Entertainment

Goofy English comedians on the road kill

Every so often, a film comes along that re defines the boundaries of cinema.

And every so often there is a movie about two middle-age men driving around and having lunch.

In the intermittently semi-brilliant quasi-documentary “The Trip,” British comics Steve Coogan and Rob Brydon pilot a Range Rover through northern England on a restaurant tour, during which they exchange insults, do impressions and generally try to make each other laugh.

The film, condensed from a popular TV series by director Michael Winterbottom, is meant to appear to be an entirely improvised documentary. The loose feel and sense for random comedy (as when a bore suddenly starts lecturing Coogan about the geological details of the cliff he is standing on) are spiffy. Each man plays a version of himself — Coogan’s character being an arrogant heel dissatisfied with his Hollywood career who, after a tiff with his girlfriend on the phone, sleeps with a hotel clerk.

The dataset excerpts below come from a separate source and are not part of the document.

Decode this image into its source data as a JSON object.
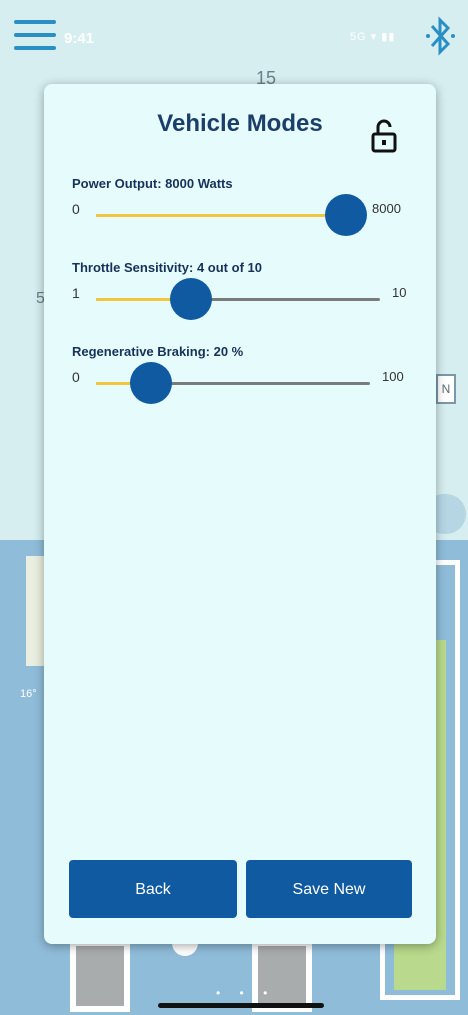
{
  "status": {
    "time": "9:41",
    "icons": "5G ▾ ▮▮"
  },
  "background": {
    "top_number": "15",
    "side_left": "5",
    "box_letter": "N",
    "left_label": "16°"
  },
  "modal": {
    "title": "Vehicle Modes",
    "sliders": [
      {
        "label": "Power Output: 8000 Watts",
        "min": "0",
        "max": "8000",
        "value": 8000,
        "range": [
          0,
          8000
        ]
      },
      {
        "label": "Throttle Sensitivity: 4 out of 10",
        "min": "1",
        "max": "10",
        "value": 4,
        "range": [
          1,
          10
        ]
      },
      {
        "label": "Regenerative Braking: 20 %",
        "min": "0",
        "max": "100",
        "value": 20,
        "range": [
          0,
          100
        ]
      }
    ],
    "back_label": "Back",
    "save_label": "Save New"
  },
  "colors": {
    "accent": "#0f5aa0",
    "fill": "#f2c53a",
    "title": "#1b3f6a",
    "modal_bg": "#e6fbfb"
  }
}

Along with some hilarious moments, such as the boys’ warring Michael Caine impressions (Brydon for the win), the movie randomly sweeps up some tiny morsels of wisdom — about the pain that lies within ABBA’s “The Winner Takes It All,” about how old people “seek out aggravation,” about whether Coogan would trade his child’s appendicitis for an Oscar (he has to think about it). The subtext is about the relentlessness of the comedy call to duty. After Brydon reels off several consecutive impressions during a visit with Coogan’s parents, the dad says, “Exhausting, keeping all of this going all the time.” Then there’s the scene in which Brydon casually refers to celebrating one’s 20th birthday with alcohol, one’s 30th with drugs and one’s 40th with food. Sorry, can’t laugh at that one. Too busy weeping.